Presented by Dana M. Delger, an attorney consultant to the Forensic Science Standards Program at the National Institute of Standards and Technology (NIST), and Clinton Hughes, Senior Forensic DNA Attorney with Brooklyn Defender Services (BDS)

Wednesday, August 7, 2024 beginning at 2pm ET / 11am PT

 

Faculty

Dana M. Delger is an attorney who works as a consultant to the Forensic Science Standards Program at the National Institute of Standards and Technology. Between 2014 and 2020, she served as senior staff attorney in the Strategic Litigation Unit at the Innocence Project.  Ms. Delger previously represented clients in state and federal criminal proceedings at the Neighborhood Defender Service of Harlem and at Morvillo Abramowitz Grand Iason & Anello P.C.. She also served as a law clerk to the Honorable Rosemary S. Pooler on the United States Court of Appeals for the Second Circuit.  Ms. Delger graduated from New York University in 2007 and Columbia Law School in 2010, where she was a James Kent and Harlan Fiske Stone Scholar.

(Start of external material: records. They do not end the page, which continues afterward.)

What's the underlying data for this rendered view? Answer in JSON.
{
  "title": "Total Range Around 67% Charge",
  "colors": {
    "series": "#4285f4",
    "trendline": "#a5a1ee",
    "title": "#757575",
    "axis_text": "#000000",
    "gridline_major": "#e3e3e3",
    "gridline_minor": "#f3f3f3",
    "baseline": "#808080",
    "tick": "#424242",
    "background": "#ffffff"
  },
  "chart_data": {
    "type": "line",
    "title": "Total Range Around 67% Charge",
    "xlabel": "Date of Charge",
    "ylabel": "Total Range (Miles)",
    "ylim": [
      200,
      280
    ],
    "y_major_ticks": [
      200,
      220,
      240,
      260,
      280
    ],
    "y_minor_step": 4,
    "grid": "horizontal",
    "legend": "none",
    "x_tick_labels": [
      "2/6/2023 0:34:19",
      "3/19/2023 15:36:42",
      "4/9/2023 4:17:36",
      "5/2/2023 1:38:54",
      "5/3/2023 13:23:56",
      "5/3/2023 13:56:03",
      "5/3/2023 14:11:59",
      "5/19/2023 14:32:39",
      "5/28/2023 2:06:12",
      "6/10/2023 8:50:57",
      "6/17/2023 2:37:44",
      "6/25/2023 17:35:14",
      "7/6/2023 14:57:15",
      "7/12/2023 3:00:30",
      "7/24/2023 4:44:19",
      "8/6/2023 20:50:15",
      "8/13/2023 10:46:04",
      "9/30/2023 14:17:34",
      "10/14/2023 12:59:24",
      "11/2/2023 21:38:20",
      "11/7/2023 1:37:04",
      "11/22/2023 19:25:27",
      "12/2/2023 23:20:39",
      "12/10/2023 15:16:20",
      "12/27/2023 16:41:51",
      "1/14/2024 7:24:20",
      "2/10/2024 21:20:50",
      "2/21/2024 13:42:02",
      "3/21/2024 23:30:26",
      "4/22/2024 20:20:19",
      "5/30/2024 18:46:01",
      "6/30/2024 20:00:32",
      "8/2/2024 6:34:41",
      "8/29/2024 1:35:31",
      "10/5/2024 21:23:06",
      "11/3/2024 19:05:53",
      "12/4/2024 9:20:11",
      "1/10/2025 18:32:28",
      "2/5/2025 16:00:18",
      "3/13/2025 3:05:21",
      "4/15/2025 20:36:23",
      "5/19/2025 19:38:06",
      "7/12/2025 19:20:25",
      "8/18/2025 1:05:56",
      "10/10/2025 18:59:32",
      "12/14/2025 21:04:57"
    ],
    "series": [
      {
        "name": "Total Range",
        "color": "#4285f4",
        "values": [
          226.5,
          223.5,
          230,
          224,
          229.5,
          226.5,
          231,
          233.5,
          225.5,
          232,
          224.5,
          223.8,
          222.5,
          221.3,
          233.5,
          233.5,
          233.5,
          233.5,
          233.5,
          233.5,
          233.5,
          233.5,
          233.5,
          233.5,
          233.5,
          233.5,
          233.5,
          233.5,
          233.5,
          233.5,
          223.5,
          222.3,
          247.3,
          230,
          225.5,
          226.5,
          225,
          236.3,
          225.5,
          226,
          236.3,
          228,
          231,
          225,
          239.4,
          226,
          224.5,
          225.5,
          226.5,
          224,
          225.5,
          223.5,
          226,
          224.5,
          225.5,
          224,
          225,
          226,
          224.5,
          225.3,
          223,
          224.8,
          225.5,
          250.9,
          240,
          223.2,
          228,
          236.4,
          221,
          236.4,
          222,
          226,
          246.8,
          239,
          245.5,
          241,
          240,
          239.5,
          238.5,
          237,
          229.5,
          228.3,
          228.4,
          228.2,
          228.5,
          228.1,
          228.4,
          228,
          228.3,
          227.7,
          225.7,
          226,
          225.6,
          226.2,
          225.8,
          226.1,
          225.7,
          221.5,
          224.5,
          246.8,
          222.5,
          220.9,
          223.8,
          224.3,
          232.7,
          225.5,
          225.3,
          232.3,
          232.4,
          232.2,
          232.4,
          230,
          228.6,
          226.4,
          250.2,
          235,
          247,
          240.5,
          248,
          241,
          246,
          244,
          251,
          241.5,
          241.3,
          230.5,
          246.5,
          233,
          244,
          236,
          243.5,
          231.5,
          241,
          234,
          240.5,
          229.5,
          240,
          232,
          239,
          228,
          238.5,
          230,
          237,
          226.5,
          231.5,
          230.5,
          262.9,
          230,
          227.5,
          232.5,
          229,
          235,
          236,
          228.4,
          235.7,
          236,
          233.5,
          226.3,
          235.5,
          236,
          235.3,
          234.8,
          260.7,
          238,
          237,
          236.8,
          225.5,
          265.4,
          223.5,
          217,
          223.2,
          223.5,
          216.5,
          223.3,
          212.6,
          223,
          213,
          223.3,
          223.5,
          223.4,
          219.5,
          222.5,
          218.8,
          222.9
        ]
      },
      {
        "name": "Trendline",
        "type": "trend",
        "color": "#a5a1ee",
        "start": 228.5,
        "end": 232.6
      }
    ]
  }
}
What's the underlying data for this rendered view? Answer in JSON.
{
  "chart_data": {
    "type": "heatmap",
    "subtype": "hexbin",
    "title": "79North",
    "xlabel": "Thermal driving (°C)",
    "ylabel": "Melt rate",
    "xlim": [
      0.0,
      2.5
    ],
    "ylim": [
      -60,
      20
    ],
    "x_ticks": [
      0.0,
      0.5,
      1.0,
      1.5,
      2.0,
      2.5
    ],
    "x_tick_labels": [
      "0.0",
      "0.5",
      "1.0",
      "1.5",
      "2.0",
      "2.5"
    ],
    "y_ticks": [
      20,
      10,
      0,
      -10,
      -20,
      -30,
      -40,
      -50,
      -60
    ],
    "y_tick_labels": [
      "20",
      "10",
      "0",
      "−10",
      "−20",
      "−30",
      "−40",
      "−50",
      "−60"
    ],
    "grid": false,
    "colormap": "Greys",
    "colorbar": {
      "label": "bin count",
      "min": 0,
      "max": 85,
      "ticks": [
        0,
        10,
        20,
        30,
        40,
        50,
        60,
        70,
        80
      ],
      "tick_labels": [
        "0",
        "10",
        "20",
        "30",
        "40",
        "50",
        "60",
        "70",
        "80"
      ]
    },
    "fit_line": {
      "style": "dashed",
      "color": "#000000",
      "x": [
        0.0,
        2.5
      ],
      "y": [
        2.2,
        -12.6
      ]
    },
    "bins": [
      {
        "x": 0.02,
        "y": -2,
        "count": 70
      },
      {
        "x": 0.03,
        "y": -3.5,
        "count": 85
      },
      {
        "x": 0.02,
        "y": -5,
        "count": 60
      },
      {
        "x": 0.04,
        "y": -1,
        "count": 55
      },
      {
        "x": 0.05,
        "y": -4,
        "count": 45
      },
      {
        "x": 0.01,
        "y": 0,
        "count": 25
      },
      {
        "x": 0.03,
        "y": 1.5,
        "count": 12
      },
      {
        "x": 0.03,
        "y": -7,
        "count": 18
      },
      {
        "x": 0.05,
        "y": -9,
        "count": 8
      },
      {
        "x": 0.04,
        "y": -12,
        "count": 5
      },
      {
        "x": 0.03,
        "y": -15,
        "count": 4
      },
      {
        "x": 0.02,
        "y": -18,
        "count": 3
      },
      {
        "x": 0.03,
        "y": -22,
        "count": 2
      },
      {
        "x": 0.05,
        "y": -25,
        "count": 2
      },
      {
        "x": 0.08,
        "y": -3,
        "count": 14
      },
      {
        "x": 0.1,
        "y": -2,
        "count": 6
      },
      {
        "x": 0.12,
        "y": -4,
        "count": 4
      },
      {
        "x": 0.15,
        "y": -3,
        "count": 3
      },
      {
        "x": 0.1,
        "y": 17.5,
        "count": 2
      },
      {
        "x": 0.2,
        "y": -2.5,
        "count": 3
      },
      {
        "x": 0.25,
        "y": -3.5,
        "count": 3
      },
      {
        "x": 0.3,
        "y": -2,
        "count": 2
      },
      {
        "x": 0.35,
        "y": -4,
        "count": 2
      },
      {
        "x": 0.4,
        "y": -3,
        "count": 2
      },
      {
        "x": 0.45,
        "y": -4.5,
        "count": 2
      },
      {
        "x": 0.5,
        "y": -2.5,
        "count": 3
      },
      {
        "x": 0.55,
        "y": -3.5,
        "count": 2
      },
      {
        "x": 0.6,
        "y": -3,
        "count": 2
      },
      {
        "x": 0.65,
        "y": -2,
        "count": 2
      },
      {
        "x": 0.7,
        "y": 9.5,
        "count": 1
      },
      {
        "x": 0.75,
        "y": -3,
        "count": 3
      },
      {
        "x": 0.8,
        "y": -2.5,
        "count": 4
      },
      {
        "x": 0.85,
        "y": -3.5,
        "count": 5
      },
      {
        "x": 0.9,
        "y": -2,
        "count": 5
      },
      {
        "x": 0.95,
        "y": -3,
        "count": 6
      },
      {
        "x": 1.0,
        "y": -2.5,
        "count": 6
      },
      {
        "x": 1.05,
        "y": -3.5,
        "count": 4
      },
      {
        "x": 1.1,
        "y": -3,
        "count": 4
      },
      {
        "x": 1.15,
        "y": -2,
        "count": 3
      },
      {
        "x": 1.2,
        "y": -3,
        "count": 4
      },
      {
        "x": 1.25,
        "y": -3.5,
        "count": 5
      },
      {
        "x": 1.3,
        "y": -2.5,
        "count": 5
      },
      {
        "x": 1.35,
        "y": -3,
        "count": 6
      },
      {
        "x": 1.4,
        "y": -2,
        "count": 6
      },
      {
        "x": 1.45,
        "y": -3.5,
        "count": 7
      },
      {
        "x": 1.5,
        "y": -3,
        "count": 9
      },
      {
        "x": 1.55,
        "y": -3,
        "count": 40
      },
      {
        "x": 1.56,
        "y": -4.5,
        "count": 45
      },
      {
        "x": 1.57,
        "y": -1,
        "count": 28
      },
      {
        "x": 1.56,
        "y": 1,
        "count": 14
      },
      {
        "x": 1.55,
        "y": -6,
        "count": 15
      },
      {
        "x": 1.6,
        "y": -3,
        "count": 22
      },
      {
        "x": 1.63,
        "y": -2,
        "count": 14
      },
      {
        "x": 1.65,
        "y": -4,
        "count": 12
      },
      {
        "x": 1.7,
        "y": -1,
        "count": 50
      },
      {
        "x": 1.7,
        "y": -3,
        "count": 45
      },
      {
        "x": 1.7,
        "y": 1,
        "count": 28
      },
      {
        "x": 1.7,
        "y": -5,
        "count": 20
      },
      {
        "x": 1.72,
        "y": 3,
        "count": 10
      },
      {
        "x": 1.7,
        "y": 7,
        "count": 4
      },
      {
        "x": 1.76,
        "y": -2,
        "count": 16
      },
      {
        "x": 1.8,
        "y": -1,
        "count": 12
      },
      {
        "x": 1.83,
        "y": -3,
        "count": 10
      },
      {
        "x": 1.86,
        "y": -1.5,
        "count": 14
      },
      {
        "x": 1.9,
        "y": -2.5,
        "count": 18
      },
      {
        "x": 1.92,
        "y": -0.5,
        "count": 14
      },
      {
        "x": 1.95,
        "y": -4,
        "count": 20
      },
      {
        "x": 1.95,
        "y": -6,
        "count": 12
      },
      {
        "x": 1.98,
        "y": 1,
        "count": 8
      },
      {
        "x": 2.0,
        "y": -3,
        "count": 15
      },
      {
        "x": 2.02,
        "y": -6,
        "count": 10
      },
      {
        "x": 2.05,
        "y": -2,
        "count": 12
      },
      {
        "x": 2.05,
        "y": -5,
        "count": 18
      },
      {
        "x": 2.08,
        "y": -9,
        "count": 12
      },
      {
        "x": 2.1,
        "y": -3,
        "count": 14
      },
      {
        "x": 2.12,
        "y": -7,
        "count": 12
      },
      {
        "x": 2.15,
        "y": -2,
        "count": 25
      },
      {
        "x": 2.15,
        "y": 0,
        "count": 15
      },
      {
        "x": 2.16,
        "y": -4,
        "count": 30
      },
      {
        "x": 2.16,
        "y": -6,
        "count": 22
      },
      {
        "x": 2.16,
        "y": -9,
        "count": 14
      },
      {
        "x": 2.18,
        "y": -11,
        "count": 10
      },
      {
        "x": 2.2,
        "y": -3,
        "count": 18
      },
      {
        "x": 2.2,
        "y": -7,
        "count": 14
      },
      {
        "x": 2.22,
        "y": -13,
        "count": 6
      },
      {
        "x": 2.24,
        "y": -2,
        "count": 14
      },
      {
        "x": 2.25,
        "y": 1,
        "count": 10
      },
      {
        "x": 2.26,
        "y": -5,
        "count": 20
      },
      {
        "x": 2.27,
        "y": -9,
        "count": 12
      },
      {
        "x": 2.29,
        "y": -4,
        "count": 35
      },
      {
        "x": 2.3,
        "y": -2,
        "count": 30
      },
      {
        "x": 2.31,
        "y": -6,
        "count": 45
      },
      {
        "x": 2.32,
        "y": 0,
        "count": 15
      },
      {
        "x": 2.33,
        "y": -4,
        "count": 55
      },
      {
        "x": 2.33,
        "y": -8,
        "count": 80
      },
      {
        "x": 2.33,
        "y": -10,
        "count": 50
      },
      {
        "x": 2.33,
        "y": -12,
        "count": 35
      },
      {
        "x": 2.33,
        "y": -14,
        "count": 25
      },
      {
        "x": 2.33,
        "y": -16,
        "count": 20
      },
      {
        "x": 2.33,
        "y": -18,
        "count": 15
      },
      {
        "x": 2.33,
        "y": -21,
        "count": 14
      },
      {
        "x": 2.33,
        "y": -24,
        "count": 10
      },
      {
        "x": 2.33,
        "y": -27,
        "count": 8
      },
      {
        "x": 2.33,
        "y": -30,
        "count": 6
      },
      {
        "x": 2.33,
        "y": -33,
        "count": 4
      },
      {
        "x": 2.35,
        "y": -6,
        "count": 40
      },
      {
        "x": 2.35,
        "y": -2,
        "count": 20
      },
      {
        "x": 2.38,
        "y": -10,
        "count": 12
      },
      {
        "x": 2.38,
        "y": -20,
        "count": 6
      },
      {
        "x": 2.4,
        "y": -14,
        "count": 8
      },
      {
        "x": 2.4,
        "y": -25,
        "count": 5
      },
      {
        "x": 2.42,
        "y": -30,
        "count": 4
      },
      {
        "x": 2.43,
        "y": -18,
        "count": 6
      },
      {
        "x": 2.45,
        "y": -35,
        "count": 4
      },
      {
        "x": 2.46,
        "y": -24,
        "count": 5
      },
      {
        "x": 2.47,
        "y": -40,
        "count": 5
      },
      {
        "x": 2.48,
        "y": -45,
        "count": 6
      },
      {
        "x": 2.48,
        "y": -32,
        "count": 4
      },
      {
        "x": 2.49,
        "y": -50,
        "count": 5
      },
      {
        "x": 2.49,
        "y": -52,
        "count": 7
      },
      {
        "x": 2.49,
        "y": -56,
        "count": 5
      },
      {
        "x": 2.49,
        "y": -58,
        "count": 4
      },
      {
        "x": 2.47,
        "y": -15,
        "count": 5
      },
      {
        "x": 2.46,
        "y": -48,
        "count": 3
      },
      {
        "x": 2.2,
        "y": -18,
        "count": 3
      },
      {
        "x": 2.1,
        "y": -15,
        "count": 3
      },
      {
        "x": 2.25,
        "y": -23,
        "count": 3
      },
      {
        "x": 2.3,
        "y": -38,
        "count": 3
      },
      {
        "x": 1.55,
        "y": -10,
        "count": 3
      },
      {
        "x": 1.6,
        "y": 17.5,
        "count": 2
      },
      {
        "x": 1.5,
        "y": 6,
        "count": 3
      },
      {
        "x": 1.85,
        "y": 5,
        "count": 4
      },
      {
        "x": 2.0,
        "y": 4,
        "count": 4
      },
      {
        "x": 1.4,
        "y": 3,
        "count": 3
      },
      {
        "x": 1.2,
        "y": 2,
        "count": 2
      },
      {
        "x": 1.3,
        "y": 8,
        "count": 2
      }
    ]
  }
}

Clinton Hughes is the Senior Forensic DNA Attorney with Brooklyn Defender Services (BDS). He has spent the last 26 years as a public defender. For the past 11 years, Mr. Hughes has served as a Forensic DNA legal specialist, advising attorneys and their clients in thousands of cases involving DNA evidence. He has also been a pro bono advisor for attorneys in state and federal courts in California, Georgia, Michigan, New Jersey, New York, Texas and Wisconsin on cases involving complex DNA mixture evidence and probabilistic genotyping. He has presented to judges, forensic scientists and criminal defense attorneys on legal issues related to forensic DNA analysis.  Mr. Hughes was the lead attorney of the pro bono DNA litigation team that successfully precluded the application of the DNA mixture software STRmix and the modified random match probability to DNA samples in the upstate New York murder case People v. Hillary, in 2016. Mr. Hughes was also a member of the legal team that successfully precluded use of the Forensic Statistical Tool (FST) software and low copy number (LCN) DNA testing in People v. Collins, in Brooklyn, New York in 2014.